The cars we loved.
The image of wealth and luxury are seldom associated with the same car by a diverse cross-section of the population. Young and old alike often agree that the Mercedes SL series is one of the few cars that come to mind. The SL’s long production cycle spans from the height of the Flower Power era to the commercial breakout of Rap. In each cultural trend the SL managed to be the car of Mr. or Ms. Establishment. From JR Ewing’s choice ride in the 80’s show Dallas to background prop in early rap videos, the SL personified luxury. By the time Richard Gere drove his 280SL in the opening of American Gigolo in 1980, the SL’s reputation was solidly etched in the minds of Americans as the luxury convertible of choice. The rest of the world agreed as sales of the SL series was considerably strong for most of its life.
There were two basic variations of the rear wheel drive R107 (SL code name). The first and most popular, called just the SL was a coupe and convertible. It came with a standard rag top, but could be ordered with a detachable hardtop and fold down rear seats. The other, called the SLC, was a longer wheel base coupe only with an odd-looking twin ‘B’ pillar design. Code named C107, it did not sell as well as the SL and was available from 1971 to 1981. The SLC had the distinction of being one of the most sought after versions in its rare 5.0 500SLC form. It’s fixed roof design and true 2+2 seating was less versatile than the SL, but had considerably more room for anyone wanting to carry more than one passenger.

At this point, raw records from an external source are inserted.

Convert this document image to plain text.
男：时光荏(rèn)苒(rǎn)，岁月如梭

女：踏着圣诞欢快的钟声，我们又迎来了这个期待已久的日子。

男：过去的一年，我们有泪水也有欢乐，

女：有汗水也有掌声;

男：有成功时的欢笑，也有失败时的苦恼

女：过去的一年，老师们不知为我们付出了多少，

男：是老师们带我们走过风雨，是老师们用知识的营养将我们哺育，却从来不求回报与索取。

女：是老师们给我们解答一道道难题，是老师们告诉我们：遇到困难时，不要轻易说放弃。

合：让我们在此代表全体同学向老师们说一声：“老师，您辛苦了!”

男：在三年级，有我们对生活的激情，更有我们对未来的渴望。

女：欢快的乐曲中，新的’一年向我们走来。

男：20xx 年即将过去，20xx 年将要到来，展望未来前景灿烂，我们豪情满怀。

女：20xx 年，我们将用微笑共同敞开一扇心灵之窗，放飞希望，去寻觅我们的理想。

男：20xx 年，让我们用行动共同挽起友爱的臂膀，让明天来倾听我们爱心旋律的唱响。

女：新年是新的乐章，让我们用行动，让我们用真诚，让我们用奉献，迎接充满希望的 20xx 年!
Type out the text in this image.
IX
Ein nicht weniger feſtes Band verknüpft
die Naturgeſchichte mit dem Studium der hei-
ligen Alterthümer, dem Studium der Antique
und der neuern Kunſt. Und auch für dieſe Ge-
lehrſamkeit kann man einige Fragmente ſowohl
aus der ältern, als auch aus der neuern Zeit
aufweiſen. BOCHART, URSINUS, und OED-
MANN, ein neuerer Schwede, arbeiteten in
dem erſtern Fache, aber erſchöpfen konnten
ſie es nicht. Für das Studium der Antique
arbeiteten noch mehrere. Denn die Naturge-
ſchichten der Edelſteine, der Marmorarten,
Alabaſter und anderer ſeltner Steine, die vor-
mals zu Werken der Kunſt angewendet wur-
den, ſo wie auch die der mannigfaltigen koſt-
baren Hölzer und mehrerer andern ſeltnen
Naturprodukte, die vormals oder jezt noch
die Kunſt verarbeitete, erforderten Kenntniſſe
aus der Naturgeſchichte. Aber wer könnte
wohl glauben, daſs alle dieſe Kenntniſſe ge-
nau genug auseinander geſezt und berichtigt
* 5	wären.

Both the SL and SLC used the chassis from a mid-sized sedan and the engines of the larger S-Class. The combination of powerful V8s in a smaller chassis equaled a solid heavy car that was almost fun to drive with both luxury and mild sporting pretensions. For a while in the mid 70’s there were inline six cylinder engines offered, but most cars would be one of six V8s that ranged in size from 3.5 to 5.6 liters. Transmissions were smooth shifting 3 and 4 speed automatic and 4 and 5 speed manuals. Like all Mercedes-Benz cars, the design was a slow evolution with very few visible changes. The most high-profile difference was not a change at all. US cars came with big bumpers and a round quad headlight setup, while in Europe cars featured a more modern but less elegant square halogen design. Also like any Mercedes, the SL’s designers paid very close attention to safety, often engineering features well ahead of US crash standards. The crumple zones, fortified gas tanks and air bag technologies seemed like overkill at first, until the engineering had paid off with endorsements from the wealthy and celeberties who swore by their cars safety (usually after drunken crashes made headlines). Mercedes taught the wealthy that performance, style and safety were important in a luxury car. The Germans has started a march toward Cadillac and Lincoln market share that remains part of the domestic auto industries struggle today.
The most powerful standard SL/SLC was the 500 produced from 1980 to 1989. They featured a 240 hp SOHC V8. European cars were more powerful than those destined for North America due to emissions controls, prompting a grey market for some models like the 500SL. A typical 500SL could reach a top speed of 140 mph and do 0 to 60 in 7.4 seconds. Not all that impressive by today’s standards, even when new, the media debated on sports car status for the 3800 lb. coupe. For those who wanted something closer to true sports car status, but from official Mercedes channels, there was always the AMG option. More likely a customized car from the 80’s was modified by Lorinser, Brabus or Carlisson. Many SL fell victim to tasteless customization. Often ground effects kits could often be traced to companies like Lorinser who during the 80’s ground effects add-on craze became one of the dominant kit producers. There were a host of other small companies offered performance enhancements, some not as good as others.
Today the SLC’s classic lines still insight images of luxury and the good life. On occasion one can still be seen in good running condition. A clean well-cared for example from the mid 80’s can still go for $20k or more (more than some newer SL’s from the 90’s and beyond). It would seem that images of luxury reinforced over the years into the popular consciousness are unfazed by modern luxury concepts. Somewhere in the back of our heads there will always be a soft spot for the SL as long as there are reruns on TV to confirm and reinforce our ideas of luxury, even when it’s over 30 years old.